Let's take the 25 byte long string Blah blah blah blah blah!
(200 bit) from An Explanation of the Deflate Algorithm for example.
Naive approach
A naive approach would be to encode every character with a code word of the same length. We have 7 different characters and thus need codes with the length of ceil(ld(7)) = 3
. Our code words can than look like these:
000 → "B"
001 → "l"
010 → "a"
011 → "h"
100 → " "
101 → "b"
110 → "!"
111 → not used
Now we can encode our string as follows:
000 001 010 011 100 101 001 010 011 100 101 001 010 011 100 101 001 010 110
B l a h _ b l a h _ b l a h _ b l a !
That would just need 25·3 bit = 75 bit for the encoded word plus 7·8 bit = 56 bit for the dictionary, thus 131 bit (65.5%)
Or for sequences:
00 → "lah b"
01 → "B"
10 → "lah!"
11 → not used
The encoded word:
01 00 00 00 00 10
B lah b lah b lah b lah b lah!
Now we just need 6·2 bit = 12 bit for the encoded word and 10·8 bit = 80 bit plus 3·8 bit = 24 bit for the length of each word, thus 116 bit (58.0%).
Huffman code approach
The Huffman code is used to encode more frequent characters/substrings with shorter code than less frequent ones:
5 × "l", "a", "h"
4 × " ", "b"
1 × "B", "!"
// or for sequences
4 × "lah b"
1 × "B", "lah!"
A possible Huffman code for that is:
0 → "l"
10 → "a"
110 → "h"
1110 → " "
11110 → "b"
111110 → "B"
111111 → "!"
Or for sequences:
0 → "lah b"
10 → "B"
11 → "lah!"
Now our Blah blah blah blah blah!
can be encoded to:
111110 0 10 110 1110 11110 0 10 110 1110 11110 0 10 110 1110 11110 0 10 110 1110 11110 0 10 110 111111
B l a h _ b l a h _ b l a h _ b l a h _ b l a h !
Or for sequences:
10 0 0 0 0 11
B lah b lah b lah b lah b lah!
Now out first code just needs 78 bit or 8 bit instead of 25·8 = 200 bit like our initial string has.
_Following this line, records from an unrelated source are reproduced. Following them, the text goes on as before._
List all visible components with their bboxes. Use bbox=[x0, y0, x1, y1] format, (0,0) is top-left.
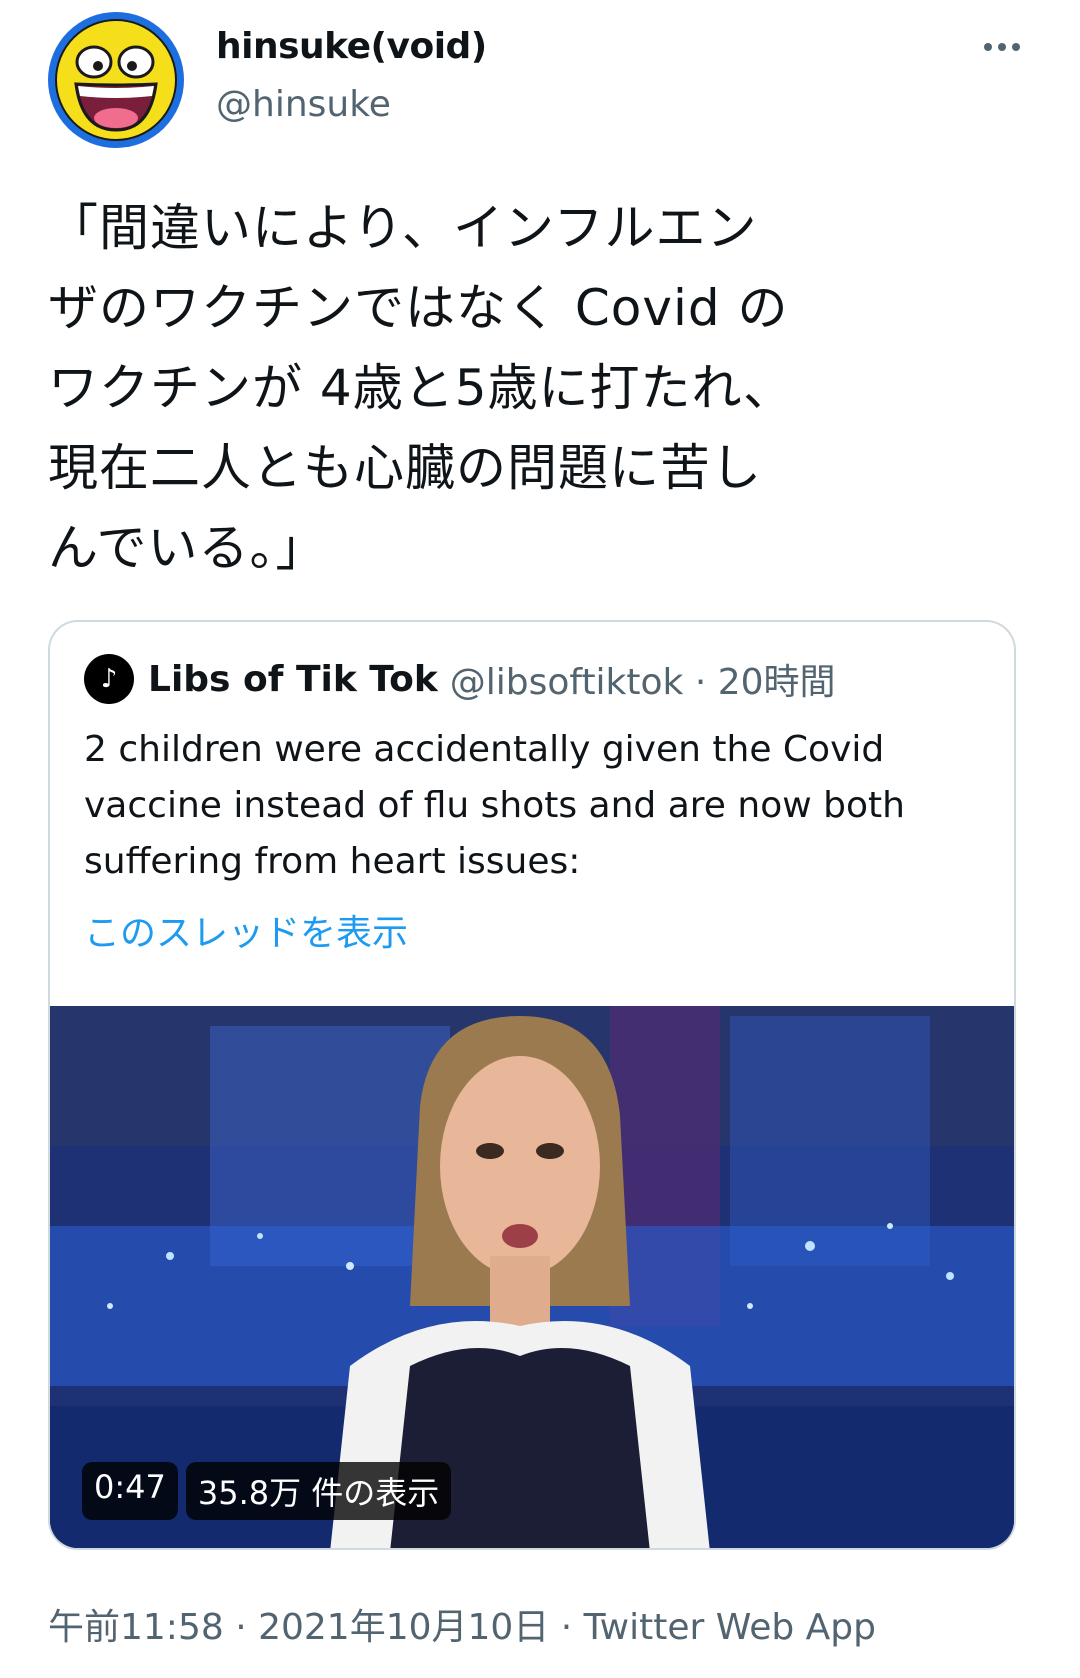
more-options-icon[interactable] bbox=[972, 32, 1032, 62]
show-thread-link[interactable]: このスレッドを表示 bbox=[84, 904, 408, 956]
tweet-timestamp[interactable]: 午前11:58 · 2021年10月10日 · Twitter Web App bbox=[48, 1598, 876, 1650]
author-handle[interactable]: @hinsuke bbox=[216, 84, 391, 125]
quoted-author-meta: @libsoftiktok · 20時間 bbox=[449, 662, 836, 703]
video-info-badges: 0:47 35.8万 件の表示 bbox=[82, 1462, 452, 1520]
quoted-tweet-card[interactable]: ♪ Libs of Tik Tok @libsoftiktok · 20時間 2… bbox=[48, 620, 1016, 1550]
author-avatar[interactable] bbox=[48, 12, 184, 148]
smiley-face-icon bbox=[55, 19, 177, 141]
quoted-tweet-text: 2 children were accidentally given the C… bbox=[84, 729, 905, 882]
video-duration-badge: 0:47 bbox=[82, 1462, 178, 1520]
author-display-name[interactable]: hinsuke(void) bbox=[216, 26, 487, 67]
video-player[interactable]: 0:47 35.8万 件の表示 bbox=[50, 1006, 1014, 1548]
tweet-header: hinsuke(void) @hinsuke bbox=[48, 12, 1032, 152]
quoted-tweet-header: ♪ Libs of Tik Tok @libsoftiktok · 20時間 bbox=[84, 654, 836, 704]
tiktok-logo-icon: ♪ bbox=[100, 664, 118, 694]
quoted-author-avatar[interactable]: ♪ bbox=[84, 654, 134, 704]
quoted-author-name[interactable]: Libs of Tik Tok bbox=[148, 659, 438, 700]
tweet-text: 「間違いにより、インフルエン ザのワクチンではなく Covid の ワクチンが … bbox=[48, 199, 795, 577]
video-views-badge: 35.8万 件の表示 bbox=[185, 1462, 452, 1520]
But we still need to add the dictionary where our characters/sequences are stored. For our per-character example we would need 7 additional bytes (7·8 bit = 56 bit) and our per-sequence example would need again 7 bytes plus 3 bytes for the length of each sequence (thus 59 bit). That would result in:
56 + 78 = 134 bit (67.0%)
59 + 8 = 67 bit (33.5%)
The actual numbers may not be correct. Please feel free to edit/correct it.